The investigation Pat Lakamp and I have in Sunday's paper should not invoke nostalgia for the economic development practices of Tony Masiello and Jimmy Griffin. Read this and weep -- or at least shudder.
Give Griffin and Masiello credit for swinging for the fences, and leaving behind something tangible in terms of physical projects, such as a restored Theater District.
But keep in mind the huge price the city paid, and continues to pay, because borrowers defaulted on 22 cents of every dollar the city lent -- more than double the national average for government economic development lending. Much of the borrowing involved loans the city has been required to repay the federal government out of its annual anti-poverty allocation.
This year, the city will fork over $2.9 million in block grant funds to Uncle Sam, almost double what the Buffalo Economic Renaissance Corp. will lend this year.
So, the Good Old Days were not so good, unless you were a bill collector working for the city, and to some degree, we've traded in one set of problems for another under Mayor Byron Brown.
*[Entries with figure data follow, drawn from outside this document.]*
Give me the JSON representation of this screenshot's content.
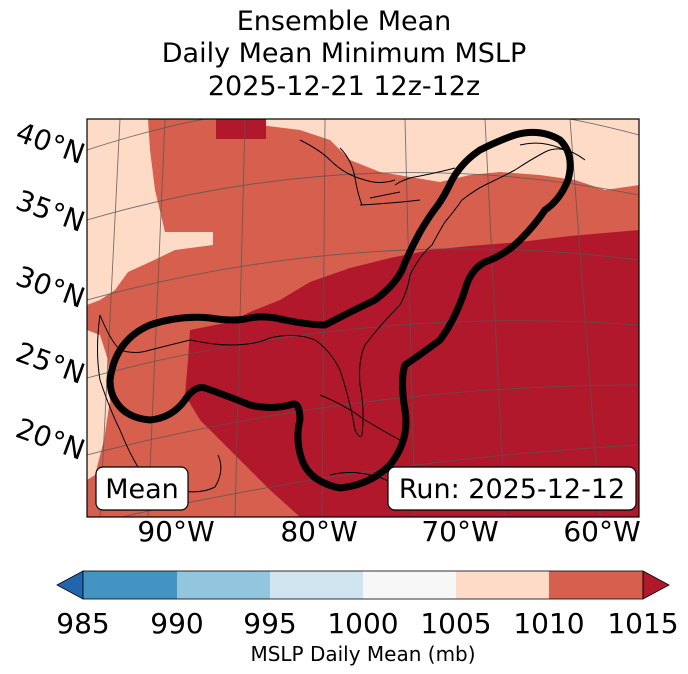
{
  "title": {
    "line1": "Ensemble Mean",
    "line2": "Daily Mean Minimum MSLP",
    "line3": "2025-12-21 12z-12z"
  },
  "map": {
    "lat_labels": [
      "40°N",
      "35°N",
      "30°N",
      "25°N",
      "20°N"
    ],
    "lon_labels": [
      "90°W",
      "80°W",
      "70°W",
      "60°W"
    ],
    "mean_label": "Mean",
    "run_label": "Run: 2025-12-12"
  },
  "colorbar": {
    "ticks": [
      "985",
      "990",
      "995",
      "1000",
      "1005",
      "1010",
      "1015"
    ],
    "label": "MSLP Daily Mean (mb)",
    "colors": [
      "#2166ac",
      "#4393c3",
      "#92c5de",
      "#d1e5f0",
      "#f7f7f7",
      "#fddbc7",
      "#d6604d",
      "#b2182b"
    ]
  },
  "colors": {
    "band_1005_1010": "#fddbc7",
    "band_1010_1015": "#d6604d",
    "band_above_1015": "#b2182b",
    "contour": "#000000"
  }
}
Not that there's not overlap.
To use a baseball analogy, while Griffin and Masiello swung for the fences and often struck out, Brown is playing small ball. Really small ball.
As Sunday's main story details, lending under Brown has dropped by nearly half, compared with Masiello's last term, and job creation, not exactly great under Masiello, has also taken a big hit.
In addition, nearly half of the money BERC has lent has gone to restaurants, bars and stores -- retail typically delivers a low return for the economic development buck -- and one in three companies are behind in repaying their loans.
Folks, if the staff responsible for making loans at BERC worked for a bank, they'd be looking for a job. And the bank would be surviving off TARP funds.
But the problem doesn't start with the rank and file. No, as usual, it starts at the top.
As I detail in the companion story, Brown, who also serves as chairman of BERC, has been a no-show in more ways than one.
Brown has skipped more BERC meetings than he has attended and Deputy Mayor Steve Casey's chair was vacant almost all of the time before he finally just up and quit a year ago.
Brown also has been slow to fill key vacant jobs, and when the BERC has hired, the choices have often been less than inspiring.
Brian Reilly has proved more adept at getting taxpayer-supported health insurance for his girlfriend than he has at closing business deals for the city.
And how do you hire a chief lending officer who had never handled a commercial loan before?
Add to this a governing board that, depending on who you ask, was kept in the dark by staff or failed to ask questions.
The end result has been a rudderless organization lacking a game plan, something economic development agencies across the nation have found essential for success.
Think of it -- Buffalo is the nation's third poorest city and the agency charged with rebuilding its economy has been essentially sleepwalking its way through life.
It's not the least bit surprising, considering that Brown is in charge. His administration obsesses on politics, not policy, and tends to deal with the latter only reluctantly.
Dennis Penman stepped in to head BERC on an interim basis back in August and he's made some headway. Having formerly chaired the Erie County Industrial Development Agency, he knows how things work outside City Hall and recognizes that BERC has serious shortcomings.
He's made some changes and reached out for advice on how to make more, but as I noted a few weeks back, he's turned mostly to former insiders, many of whom didn't exactly shine when they were calling the shots. Penman needs to widen the circle -- considerably.
The Brown administration, meanwhile, made what has turned out to be a very good hire in bringing E.J. Walton on board as the agency's chief fiscal officer. He's sharp and brings a fresh perspective, having worked out of town in both banking and development.But it's going to take more than E.J. Walton sweating the numbers and Dennis Penman picking brains to get BERC on track.
We're talking major overhaul -- policies, practices and personnel. As long as BERC dishes big bucks to bars and restaurants and keeps the likes of Joe Tomasulo on the payroll, any talk of reform is not going to be taken seriously.
Ultimately, rebuilding the city's economy is going to require more than just BERC running on all cylinders.
For starters, it would help if the region's plethora of economic development agencies got on the same page, or, even better yet, consolidated.
I mean, BERC alone is spending $1.2 million a year on payroll. I shudder to think what the collective price tag is to staff all the IDAs, Buffalo Niagara Enterprise, the Buffalo Niagara Partnership and the local operation of the Empire State Development Corp.
Remind me what we're getting for our investment?
Oh yeah, the nation's third poorest city, a region sinking under that weight and dead-on-arrival wish lists.